Original | Odaily Planet Daily (@OdailyChina)
On July 29, the U.S. SEC officially allowed authorized participants (AP) to create and redeem crypto ETFs in physical form. This means that in the future, Bitcoin and Ethereum ETFs will be treated similarly to other commodity ETFs (such as oil and gold), allowing for the creation and redemption of ETF shares in physical form, whereas previously, Bitcoin and Ethereum ETFs were limited to cash-based creation and redemption.
Cash Form vs. Physical Form
So, what is the difference between creating and redeeming crypto ETFs in cash form versus in physical form?
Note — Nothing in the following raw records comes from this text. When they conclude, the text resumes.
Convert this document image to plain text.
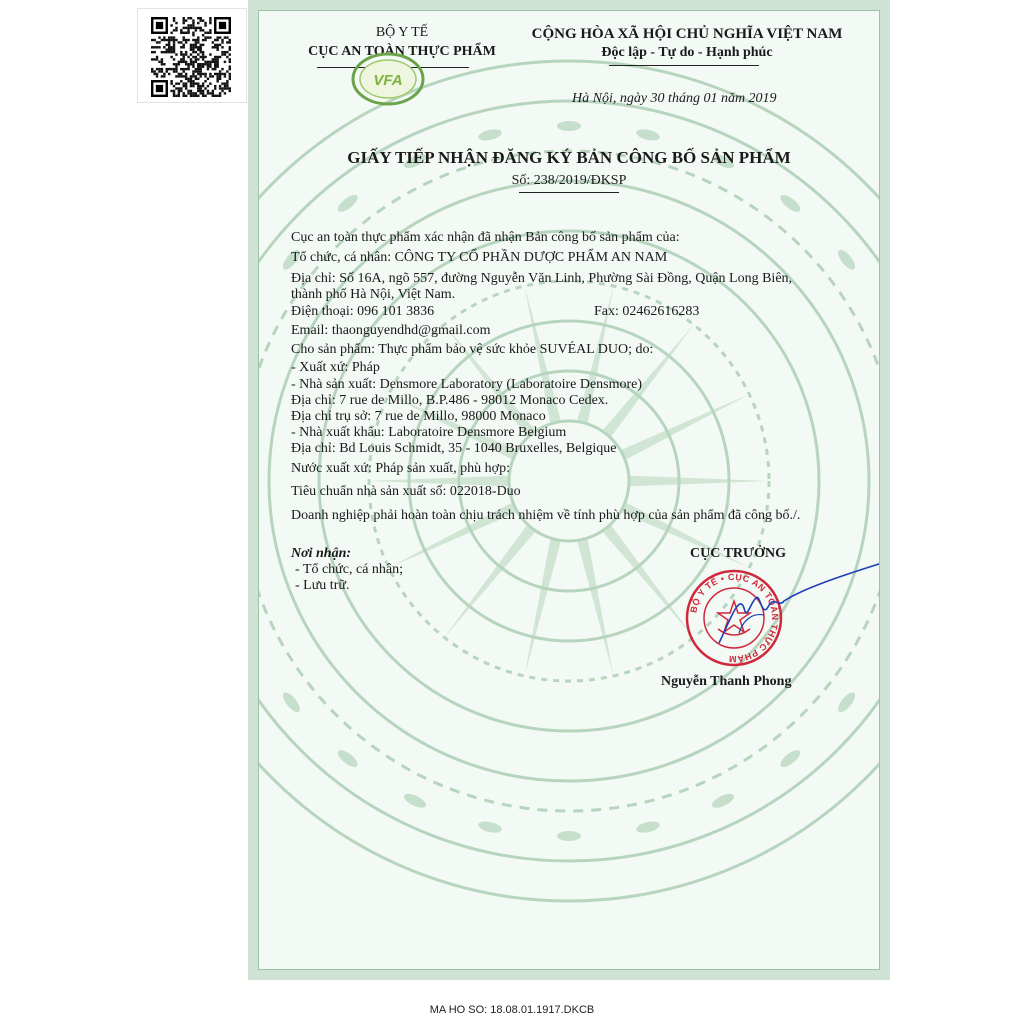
BỘ Y TẾ
CỤC AN TOÀN THỰC PHẨM
VFA
CỘNG HÒA XÃ HỘI CHỦ NGHĨA VIỆT NAM
Độc lập - Tự do - Hạnh phúc
Hà Nội, ngày 30 tháng 01 năm 2019
GIẤY TIẾP NHẬN ĐĂNG KÝ BẢN CÔNG BỐ SẢN PHẨM
Số: 238/2019/ĐKSP
Cục an toàn thực phẩm xác nhận đã nhận Bản công bố sản phẩm của:
Tổ chức, cá nhân: CÔNG TY CỔ PHẦN DƯỢC PHẨM AN NAM
Địa chỉ: Số 16A, ngõ 557, đường Nguyễn Văn Linh, Phường Sài Đồng, Quận Long Biên,
thành phố Hà Nội, Việt Nam.
Điện thoại: 096 101 3836	Fax: 02462616283
Email: thaonguyendhd@gmail.com
Cho sản phẩm: Thực phẩm bảo vệ sức khỏe SUVÉAL DUO; do:
- Xuất xứ: Pháp
- Nhà sản xuất: Densmore Laboratory (Laboratoire Densmore)
Địa chỉ: 7 rue de Millo, B.P.486 - 98012 Monaco Cedex.
Địa chỉ trụ sở: 7 rue de Millo, 98000 Monaco
- Nhà xuất khẩu: Laboratoire Densmore Belgium
Địa chỉ: Bd Louis Schmidt, 35 - 1040 Bruxelles, Belgique
Nước xuất xứ: Pháp sản xuất, phù hợp:
Tiêu chuẩn nhà sản xuất số: 022018-Duo
Doanh nghiệp phải hoàn toàn chịu trách nhiệm về tính phù hợp của sản phẩm đã công bố./.
Nơi nhận:
- Tổ chức, cá nhân;
- Lưu trữ.
CỤC TRƯỞNG
BỘ Y TẾ • CỤC AN TOÀN THỰC PHẨM
Nguyễn Thanh Phong
MA HO SO: 18.08.01.1917.DKCB
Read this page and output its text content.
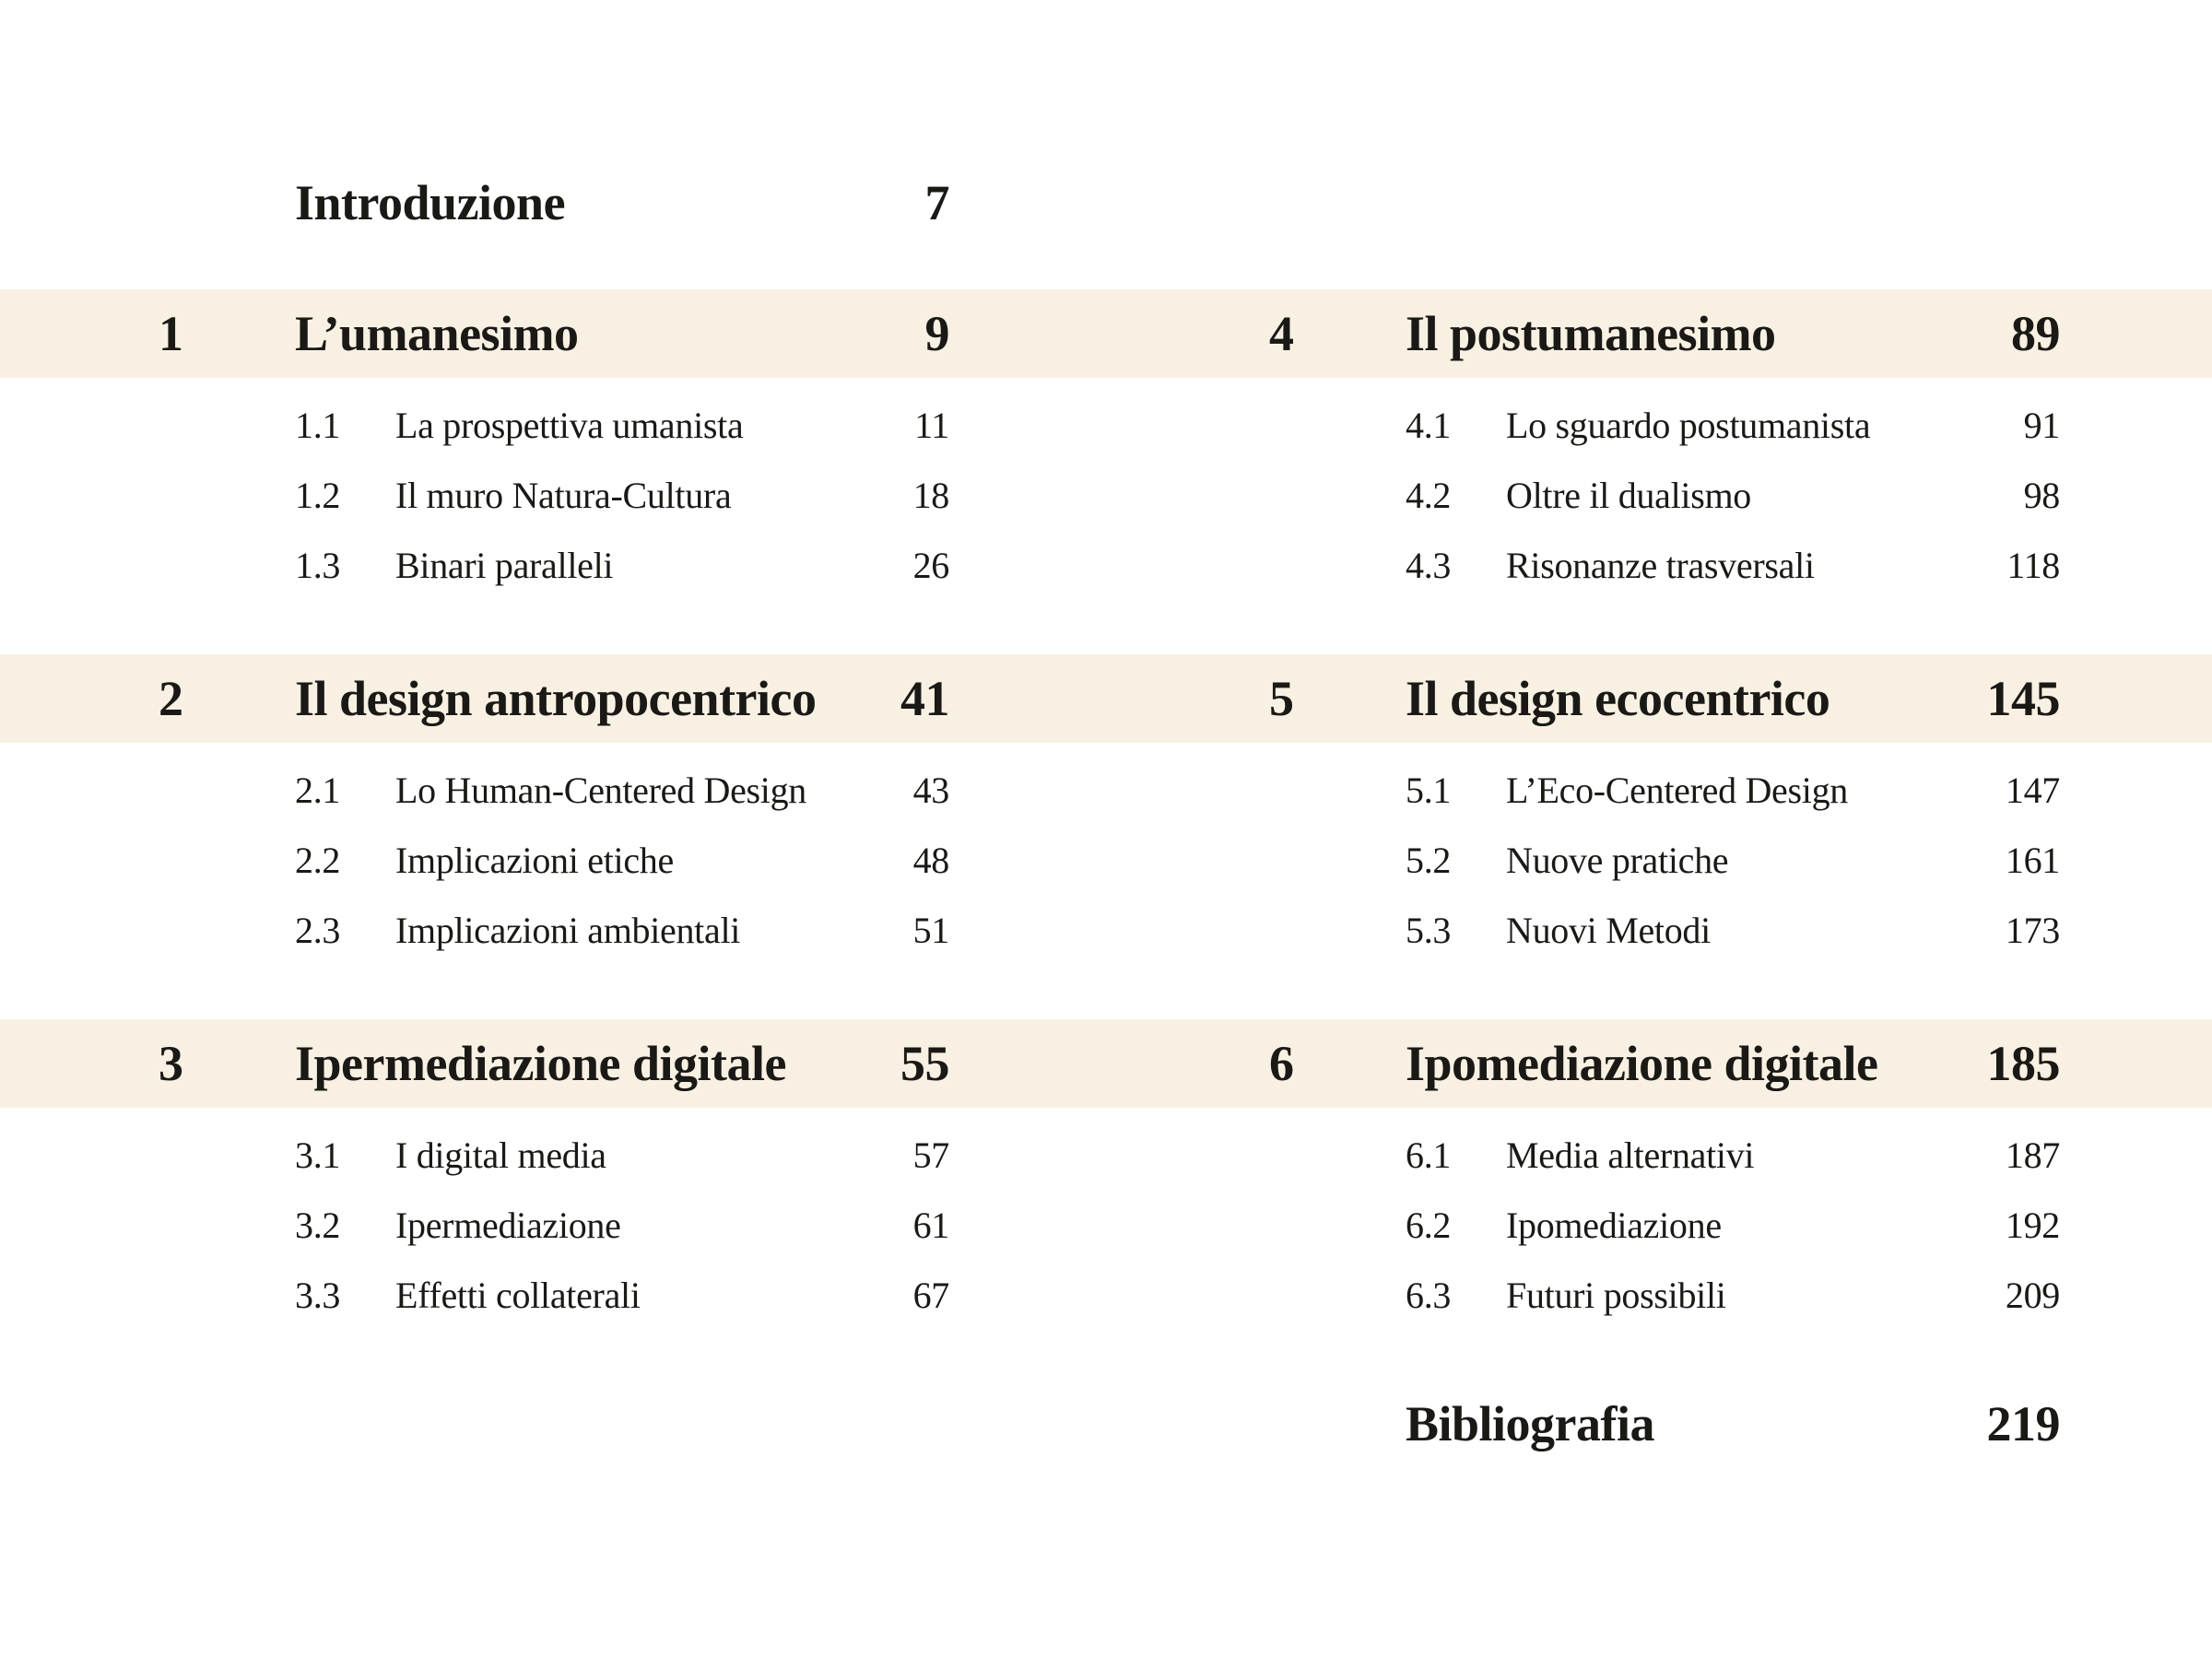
Introduzione	7
1 L’umanesimo	9
1.1 La prospettiva umanista	11
1.2 Il muro Natura-Cultura	18
1.3 Binari paralleli	26
2 Il design antropocentrico	41
2.1 Lo Human-Centered Design	43
2.2 Implicazioni etiche	48
2.3 Implicazioni ambientali	51
3 Ipermediazione digitale	55
3.1 I digital media	57
3.2 Ipermediazione	61
3.3 Effetti collaterali	67
4 Il postumanesimo	89
4.1 Lo sguardo postumanista	91
4.2 Oltre il dualismo	98
4.3 Risonanze trasversali	118
5 Il design ecocentrico	145
5.1 L’Eco-Centered Design	147
5.2 Nuove pratiche	161
5.3 Nuovi Metodi	173
6 Ipomediazione digitale	185
6.1 Media alternativi	187
6.2 Ipomediazione	192
6.3 Futuri possibili	209
Bibliografia	219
Cash Form: AP settles with the ETF issuer in cash
The process for creating and redeeming Bitcoin and Ethereum ETFs in cash form is briefly outlined as follows:
- ETF Creation Process
The ETF issuer publishes a basket of cash amounts daily, representing the total cash required to create one "creation unit";
Authorized participants (AP) deliver cash to the ETF issuer;
After receiving the cash, the ETF issuer purchases the corresponding amount of crypto assets on the market and includes them in the ETF custody pool;
Finally, the ETF issuer issues the corresponding number of ETF shares to the AP.
- ETF Redemption Process
When the market price of the ETF is below the daily net asset value (NAV), the AP buys the corresponding number of ETF shares in the secondary market;
The AP returns these shares to the ETF issuer;
The ETF issuer sells the corresponding amount of Bitcoin/Ethereum based on the redeemed shares, converting it back to cash in the spot market;
The issuer then returns this cash to the AP, completing the redemption.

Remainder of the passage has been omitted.